Here is how Wikipedia defines Ontology:

     "...an ontology is a formal representation of a set of concepts
     within a domain and the relationships between those concepts. It
     is used to reason about the properties of that domain, and may
     be used to define the domain."

A data model is not an ontology, it is an object model.  A data
model might contain data which could be used with ontological tools,
e.g., a UCD or an astronomical object classification (Target.Class in
our example).  But the data model itself describes a specific class
of object as precisely as practical.  The goal is to be precise an
unambigous, not to support inference, at least not directly.  All the
UTYPE gives us is a concise way to refer to the attributes of a data
model in the abstract, independent of representation.
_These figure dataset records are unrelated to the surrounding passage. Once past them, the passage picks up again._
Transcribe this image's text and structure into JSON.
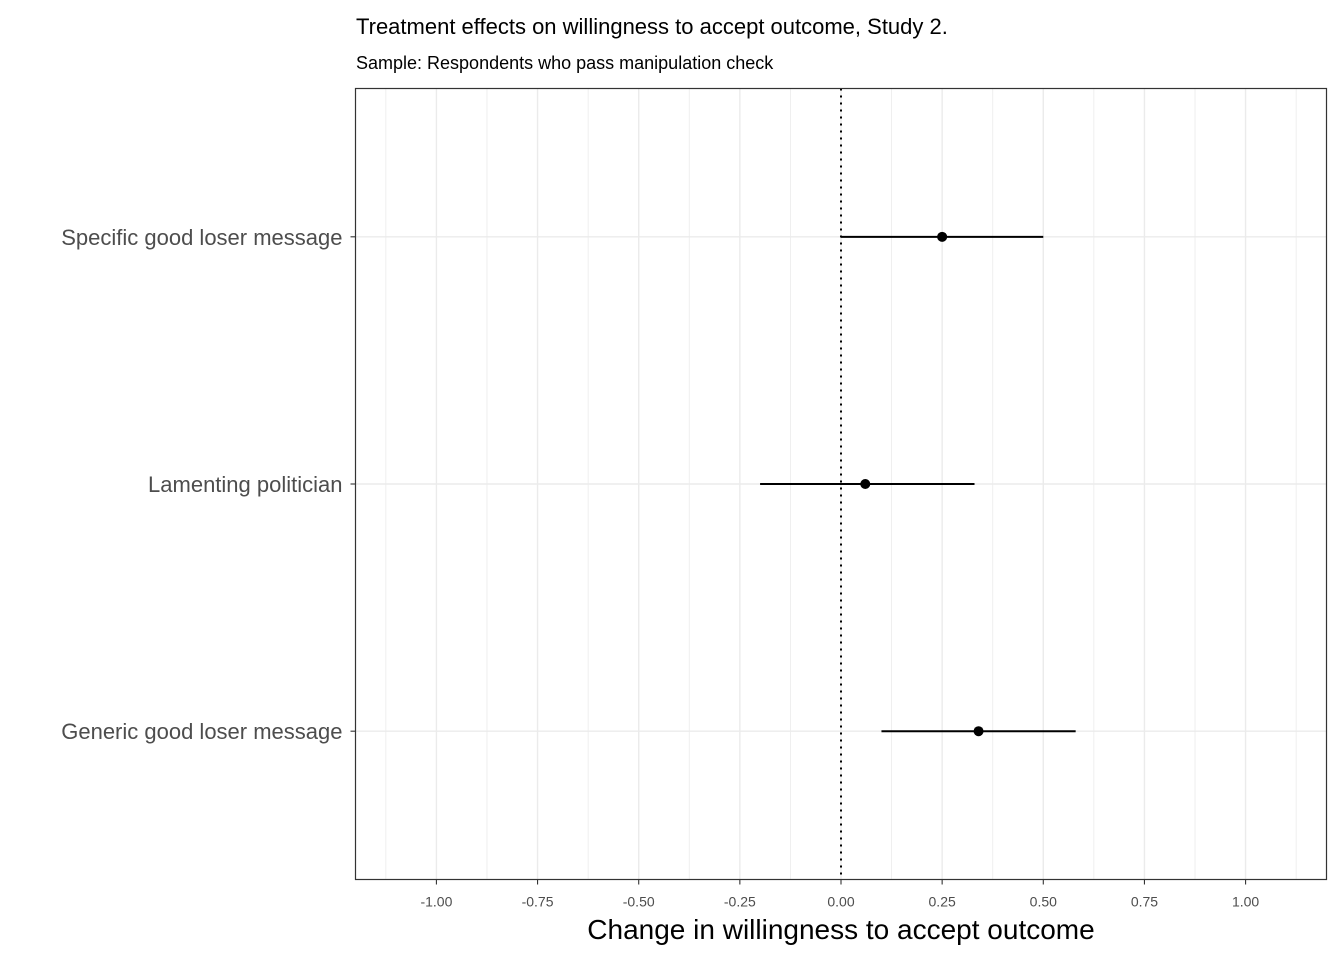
{
  "chart_data": {
    "type": "scatter",
    "subtype": "coefficient-plot",
    "title": "Treatment effects on willingness to accept outcome, Study 2.",
    "subtitle": "Sample: Respondents who pass manipulation check",
    "xlabel": "Change in willingness to accept outcome",
    "ylabel": "",
    "xlim": [
      -1.2,
      1.2
    ],
    "x_ticks": [
      -1.0,
      -0.75,
      -0.5,
      -0.25,
      0.0,
      0.25,
      0.5,
      0.75,
      1.0
    ],
    "x_tick_labels": [
      "-1.00",
      "-0.75",
      "-0.50",
      "-0.25",
      "0.00",
      "0.25",
      "0.50",
      "0.75",
      "1.00"
    ],
    "categories": [
      "Specific good loser message",
      "Lamenting politician",
      "Generic good loser message"
    ],
    "points": [
      {
        "category": "Specific good loser message",
        "estimate": 0.25,
        "ci_low": 0.0,
        "ci_high": 0.5
      },
      {
        "category": "Lamenting politician",
        "estimate": 0.06,
        "ci_low": -0.2,
        "ci_high": 0.33
      },
      {
        "category": "Generic good loser message",
        "estimate": 0.34,
        "ci_low": 0.1,
        "ci_high": 0.58
      }
    ],
    "reference_line": {
      "x": 0,
      "style": "dotted"
    },
    "grid": true,
    "legend": "none",
    "colors": {
      "point": "#000000",
      "errorbar": "#000000",
      "grid": "#ebebeb",
      "panel_border": "#333333",
      "axis_text": "#4d4d4d"
    }
  }
}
On Thu, 2 Jul 2009, Norman Gray wrote:

>> Lets keep UTYPEs as simple tags used to identify data model attributes
>> in actual scientific data analysis code, and use other mechanisms
>> for these more specialized, occasionally useful, but less important
>> capabilities.  The #1 thing here is to be able to use the data model
>> for good old fashioned scientific analysis and computation.
>
> You don't _have_ to make the URI dereferenceable.  If so, then it's a simple 
> tag, which just happens to have colons and slashes in it.  If you then change 
> your mind, you can make it dereferenceable.  If it's just a dead string, 
> however, then you're stuck -- there's no possibility of future expansion 
> without inventing _another_ mechanism.

A UTYPE is not "just a dead string".  It is a concise reference to
an individual attribute of a data model.  The data model however
is a complex entity and can have all kinds of features which we do
not need to encode within each individual UTYPE.  In particular we
can easily reference a schema, look up documentation, reference an
associated ontology, or even define a rule to convert a UTYPE from
the data model into one or more URIs.  We can even use the data model
to do an actual scientific calculation if anyone still cares!

It is far *more* powerful to defer these more complex semantics to the
data model itself, than to try to pick one such feature and have it
determine how we represent the UTYPE.  One sees this in every one of
the sample URIs: all we need is the context and the thing after the "#"
to uniquely define what we are dealing with, e.g., "RadioQuietAGN" or
"Target.Class".  The URL with all of its powerful capabilities is still
there, it is just that it is part of the namespace (object) reference.